In a statement on Tuesday the Massachusetts senator pledged to introduce laws to collect standardized information on the real owners of shell companies around the U.S., and also said she would aim to increase collaboration between governments to combat tax evasion and financial secrecy. According to transparency advocates Jubilee USA, the U.S. is the second-easiest country in the world after Kenya to open a shell company.
Warren’s plan referenced multiple high-profile revelations from the Panama Papers that involved “shell” companies – businesses that exist only on paper.
She highlighted the hidden networks of wealth linked to Vladimir Putin, the offshore assets of family members of the ruling elite in China and Pakistan, and also mentioned tax evasion by soccer superstar Lionel Messi, as well as a number of instances of high-level corruption that extended beyond the Panama Papers revelations.
“What all these cases have in common is the use of legal loopholes and shadowy financial middlemen to obscure assets, or in some cases the proceeds of criminal activity, from law enforcement and government oversight,” Warren wrote.
The International Consortium of Investigative Journalists, Süddeutsche Zeitung and 90 media organizations published the Panama Papers investigation in April 2016. The exposé was based on more than 11. 5 million leaked documents from Mossack Fonseca, an offshore law firm founded in Panama that helped heads of state, criminals and celebrities use secret financial hideaways.
Warren is the first leading candidate for the Democratic presidential nomination to reference the Panama Papers in campaign material, however other candidates, including Joe Biden and Bernie Sanders, have released policy statements that pledge to restrict shell companies and fight tax evasion and money laundering.
“This is another indication of the growing bipartisan momentum behind ending anonymous shell companies in the U.S.,” said Clark Gascoigne, Deputy Director of the Washington, D.C.-based Financial Accountability and Corporate Transparency (FACT) Coalition.

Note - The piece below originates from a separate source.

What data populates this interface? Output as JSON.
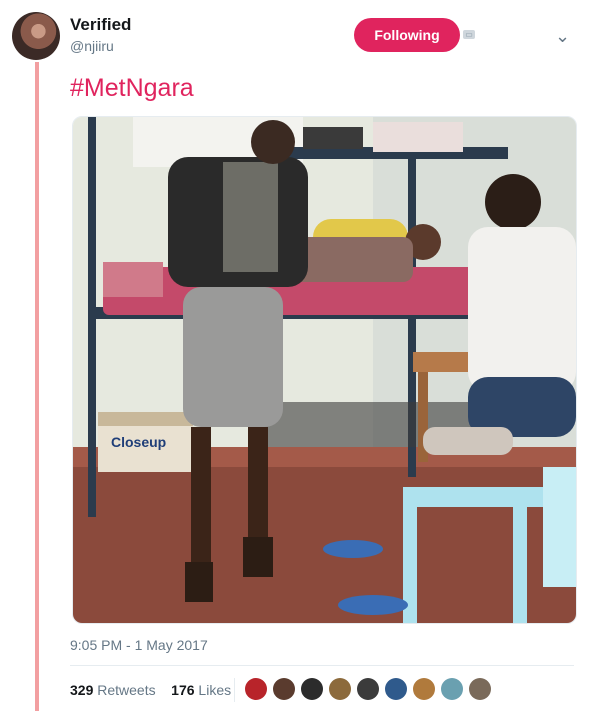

In October, a bill to end anonymous U.S. companies passed the House of Representatives with the support of the White House.
Warren also highlighted the victims of financial secrecy and corporate wrongdoing in her announcement.

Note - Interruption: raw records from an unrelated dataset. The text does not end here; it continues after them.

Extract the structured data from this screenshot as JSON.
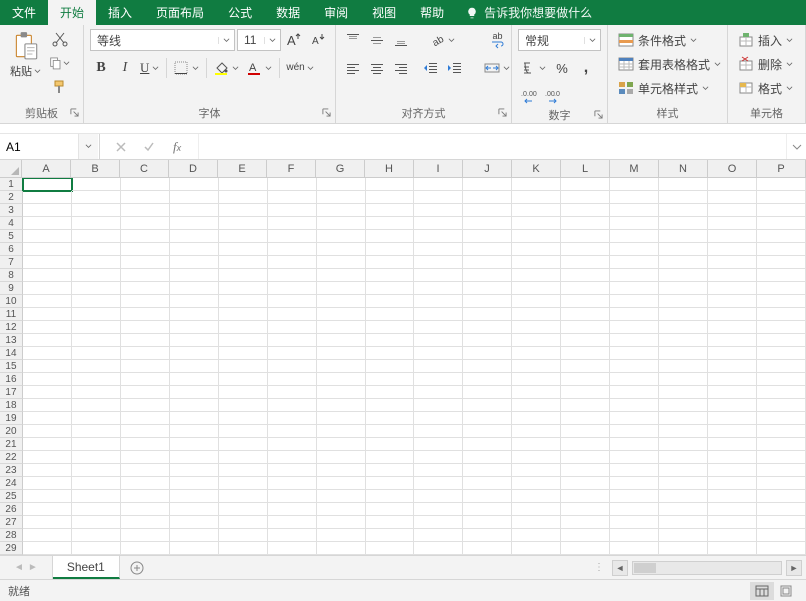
{
  "menu": {
    "tabs": [
      "文件",
      "开始",
      "插入",
      "页面布局",
      "公式",
      "数据",
      "审阅",
      "视图",
      "帮助"
    ],
    "active": 1,
    "tell_me": "告诉我你想要做什么"
  },
  "ribbon": {
    "clipboard": {
      "paste": "粘贴",
      "label": "剪贴板"
    },
    "font": {
      "name": "等线",
      "size": "11",
      "label": "字体",
      "wen": "wén"
    },
    "align": {
      "label": "对齐方式",
      "wrap_char": "ab"
    },
    "number": {
      "format": "常规",
      "label": "数字"
    },
    "styles": {
      "cond": "条件格式",
      "table": "套用表格格式",
      "cell": "单元格样式",
      "label": "样式"
    },
    "cells": {
      "insert": "插入",
      "delete": "删除",
      "format": "格式",
      "label": "单元格"
    }
  },
  "namebox": "A1",
  "columns": [
    "A",
    "B",
    "C",
    "D",
    "E",
    "F",
    "G",
    "H",
    "I",
    "J",
    "K",
    "L",
    "M",
    "N",
    "O",
    "P"
  ],
  "rowcount": 29,
  "sheet": {
    "name": "Sheet1"
  },
  "status": {
    "ready": "就绪"
  }
}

“Shell corporations, complex money laundering schemes, and inadequate international financial controls enable nuclear proliferation, terrorism, drug and human trafficking, and tax avoidance,” Warren wrote. “All are major threats to our security, our democracy, and our way of life.”
Sen. Warren said that her administration would expand bribery laws to make it harder for the proceeds of foreign graft to enter the U.S banking system, and would also help countries root out financial crime and collaborate across borders to end tax evasion.

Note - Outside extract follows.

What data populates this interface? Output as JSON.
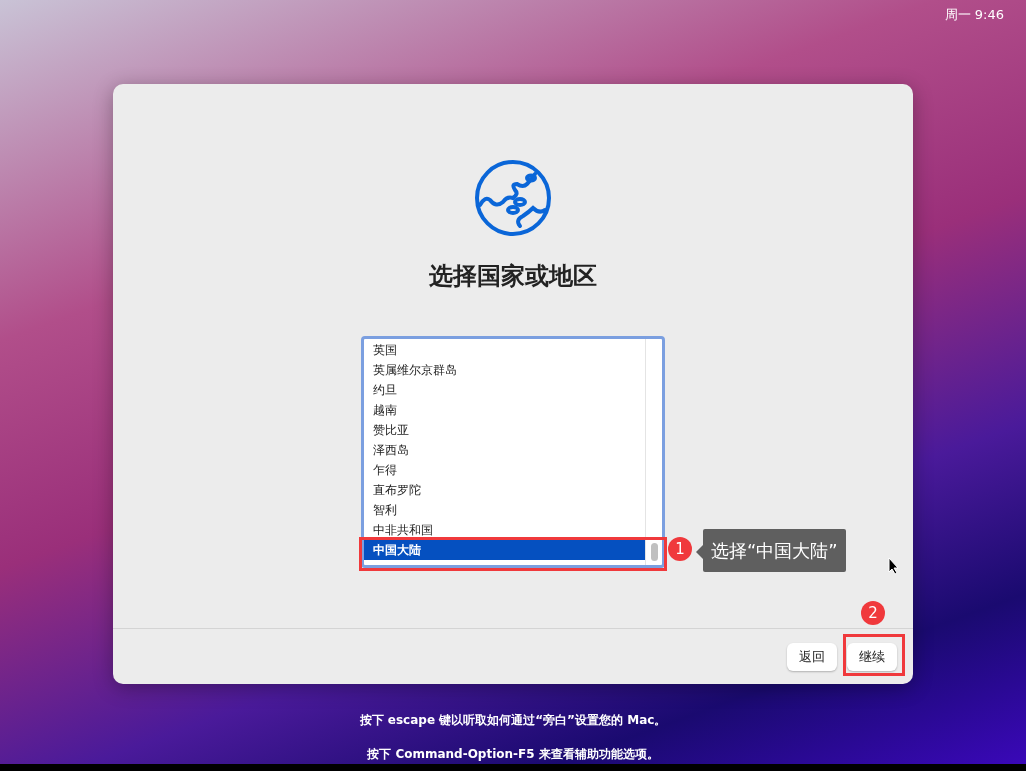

Reflecting reports, including in the Panama Papers, that politicians and bagmen and women use corrupt cash to buy property in U.S. hotspots like New York City, Miami and Los Angeles, Warren said she would force banks and other institutions to file more information on high-risk home purchases.
Warren also promised tougher action on bankers, lawyers, accountants, real estate agents and other intermediaries “who bridge the divide between the dark economy and the clean one.”